In one of Elton Brand’s first official acts as general manager of the Philadelphia 76ers, he declined the third-year team option on Furkan Korkmaz's contract. The third and fourth year, if exercised, would have been worth $2,033,160 for this upcoming season and $3,665,787 in 2020-21. Korkmaz played out the season and was generally unimpressive. After several weeks of being on the free agent market without a deal, Korkmaz and Philadelphia agreed to give it another chance.
Without being committed to Korkmaz, Brand was able to use the $2 million (less $900,000 for having fewer than 12 players on the roster) that would have been guaranteed to him during free agency in order to sign Horford and Milton to their four-year contracts. The team signed Korkmaz using a Minimum Player Salary Exception to exceed the salary cap and only committed $1,620,565 in salary.
If during the season it is determined that Korkmaz isn’t worth occupying a roster spot, the team can waive him and sign a replacement using the same Minimum Player Salary Exception.
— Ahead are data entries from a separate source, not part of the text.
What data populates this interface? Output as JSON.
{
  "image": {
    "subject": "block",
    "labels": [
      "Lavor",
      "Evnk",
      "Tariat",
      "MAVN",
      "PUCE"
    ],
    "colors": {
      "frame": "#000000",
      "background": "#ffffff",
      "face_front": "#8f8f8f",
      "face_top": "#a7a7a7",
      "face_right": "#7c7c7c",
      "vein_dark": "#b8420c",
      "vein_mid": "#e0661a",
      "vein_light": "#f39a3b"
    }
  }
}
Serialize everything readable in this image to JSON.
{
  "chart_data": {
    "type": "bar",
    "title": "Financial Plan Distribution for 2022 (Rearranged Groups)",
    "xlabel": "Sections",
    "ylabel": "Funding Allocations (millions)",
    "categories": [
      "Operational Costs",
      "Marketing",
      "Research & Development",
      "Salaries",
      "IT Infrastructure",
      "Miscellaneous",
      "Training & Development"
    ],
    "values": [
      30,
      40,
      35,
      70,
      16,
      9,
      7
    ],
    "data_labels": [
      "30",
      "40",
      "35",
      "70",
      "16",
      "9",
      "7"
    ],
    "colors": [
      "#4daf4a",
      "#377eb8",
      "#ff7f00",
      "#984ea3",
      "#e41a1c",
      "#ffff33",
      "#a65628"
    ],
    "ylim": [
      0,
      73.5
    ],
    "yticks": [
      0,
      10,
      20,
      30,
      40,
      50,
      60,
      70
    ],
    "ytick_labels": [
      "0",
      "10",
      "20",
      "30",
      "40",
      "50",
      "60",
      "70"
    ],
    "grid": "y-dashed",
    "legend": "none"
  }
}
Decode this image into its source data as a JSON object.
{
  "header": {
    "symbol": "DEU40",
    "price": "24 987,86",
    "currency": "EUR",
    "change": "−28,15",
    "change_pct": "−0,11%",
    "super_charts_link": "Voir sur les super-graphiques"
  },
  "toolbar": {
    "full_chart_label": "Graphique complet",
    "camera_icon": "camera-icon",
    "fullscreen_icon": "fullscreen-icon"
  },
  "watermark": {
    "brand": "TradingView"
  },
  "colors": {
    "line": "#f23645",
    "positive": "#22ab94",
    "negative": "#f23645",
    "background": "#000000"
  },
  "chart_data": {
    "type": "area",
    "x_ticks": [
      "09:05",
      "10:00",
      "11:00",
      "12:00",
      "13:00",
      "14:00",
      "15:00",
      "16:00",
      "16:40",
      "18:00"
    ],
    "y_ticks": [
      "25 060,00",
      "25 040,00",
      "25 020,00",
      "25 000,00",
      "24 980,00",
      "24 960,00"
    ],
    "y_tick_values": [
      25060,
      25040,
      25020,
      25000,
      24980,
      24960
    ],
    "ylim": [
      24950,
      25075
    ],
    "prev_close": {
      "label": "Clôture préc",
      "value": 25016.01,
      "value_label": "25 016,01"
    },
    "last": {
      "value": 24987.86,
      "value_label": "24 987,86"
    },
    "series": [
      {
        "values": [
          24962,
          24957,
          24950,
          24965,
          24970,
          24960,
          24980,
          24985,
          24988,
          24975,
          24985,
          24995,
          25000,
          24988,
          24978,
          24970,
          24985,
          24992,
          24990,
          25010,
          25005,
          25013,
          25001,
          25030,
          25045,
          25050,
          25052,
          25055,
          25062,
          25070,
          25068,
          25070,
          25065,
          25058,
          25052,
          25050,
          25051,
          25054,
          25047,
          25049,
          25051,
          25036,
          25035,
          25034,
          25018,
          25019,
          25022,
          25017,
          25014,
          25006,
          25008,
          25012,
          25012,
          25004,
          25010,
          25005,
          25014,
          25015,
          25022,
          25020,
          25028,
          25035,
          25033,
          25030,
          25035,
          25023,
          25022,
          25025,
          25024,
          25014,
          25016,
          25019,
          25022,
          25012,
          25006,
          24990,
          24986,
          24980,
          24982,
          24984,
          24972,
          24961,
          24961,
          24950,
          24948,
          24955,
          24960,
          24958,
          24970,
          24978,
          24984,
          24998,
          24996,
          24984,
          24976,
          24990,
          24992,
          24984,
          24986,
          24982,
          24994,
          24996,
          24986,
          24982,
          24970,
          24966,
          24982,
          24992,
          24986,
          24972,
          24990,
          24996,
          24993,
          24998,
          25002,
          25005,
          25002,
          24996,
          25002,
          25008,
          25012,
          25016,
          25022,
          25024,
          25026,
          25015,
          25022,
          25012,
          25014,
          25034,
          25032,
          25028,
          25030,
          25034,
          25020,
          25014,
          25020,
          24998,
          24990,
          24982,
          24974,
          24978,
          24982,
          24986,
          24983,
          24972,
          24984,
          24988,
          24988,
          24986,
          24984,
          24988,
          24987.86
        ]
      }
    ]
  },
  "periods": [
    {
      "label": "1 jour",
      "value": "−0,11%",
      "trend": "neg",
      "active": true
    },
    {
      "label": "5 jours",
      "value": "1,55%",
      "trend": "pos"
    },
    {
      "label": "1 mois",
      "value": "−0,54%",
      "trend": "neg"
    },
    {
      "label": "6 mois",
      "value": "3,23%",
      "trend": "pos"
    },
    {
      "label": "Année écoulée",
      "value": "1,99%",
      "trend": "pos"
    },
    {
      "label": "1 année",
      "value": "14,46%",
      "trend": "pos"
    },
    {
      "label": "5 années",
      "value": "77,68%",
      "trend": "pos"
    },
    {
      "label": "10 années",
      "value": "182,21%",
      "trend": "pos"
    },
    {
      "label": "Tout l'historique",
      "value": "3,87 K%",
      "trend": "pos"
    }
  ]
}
Such a move would cost ownership money, but not be enough to force the team into the Luxury Tax.
A reported detail that could prove to be significant is July 10, 2020, when the second year of the contract becomes guaranteed.
Furkan Korkmaz returns to the Sixers on a two-year minimum deal.— Kyle Neubeck (@KyleNeubeck) July 24, 2019
First year is guaranteed, second year has a trigger date of July 10, 2020 to become guaranteed, I am told.
The $1.9 million savings of the second year of the deal when compared to the original fourth-year option is a great savings. However, a decision on the exercising of the fourth year would have needed to be made by Halloween this year. As currently structured, the organization can use the entire upcoming season to gauge if Korkmaz has improved and if he would be worth retaining the following season. They can even go nine days into free agency to see if a better option becomes available requiring the use of the $1.76 million that will become guaranteed if he is still on the roster.
If Korkmaz does hit his stride and finds regular rotation minutes on a team in need of outside shooting off the bench, the value of his contract next season would be coveted by a team that will be taxpayers. When the team declined Korkmaz’s team option, they renounced his right in the same motion. However, since he never changed teams as a free agent, after the 2019-20 season, the team will have his Full Bird Rights, allowing them to exceed the salary cap in the 2021 offseason to re-sign him if they so choose.
Barring a trade, the team will be over the Apron in the 2020-21 season and have limited options to add talent to the bench and end of the roster. The team will be unable to use the Biannual Exception, unable to receive a player in a sign-and-trade transaction and being limited to the smaller, Taxpayer Mid-Level Exception instead of the larger Non-Taxpayer Mid-Level Exception. If the salary cap comes in at $117 million as currently projected, that difference is $9.9 million versus $6.1 million.
If Brand had any critics resulting from declining Korkmaz’s team option last October, they are silenced today. The team used their flexibility in free agency to put themselves in a more advantageous position contractually with the player moving forward.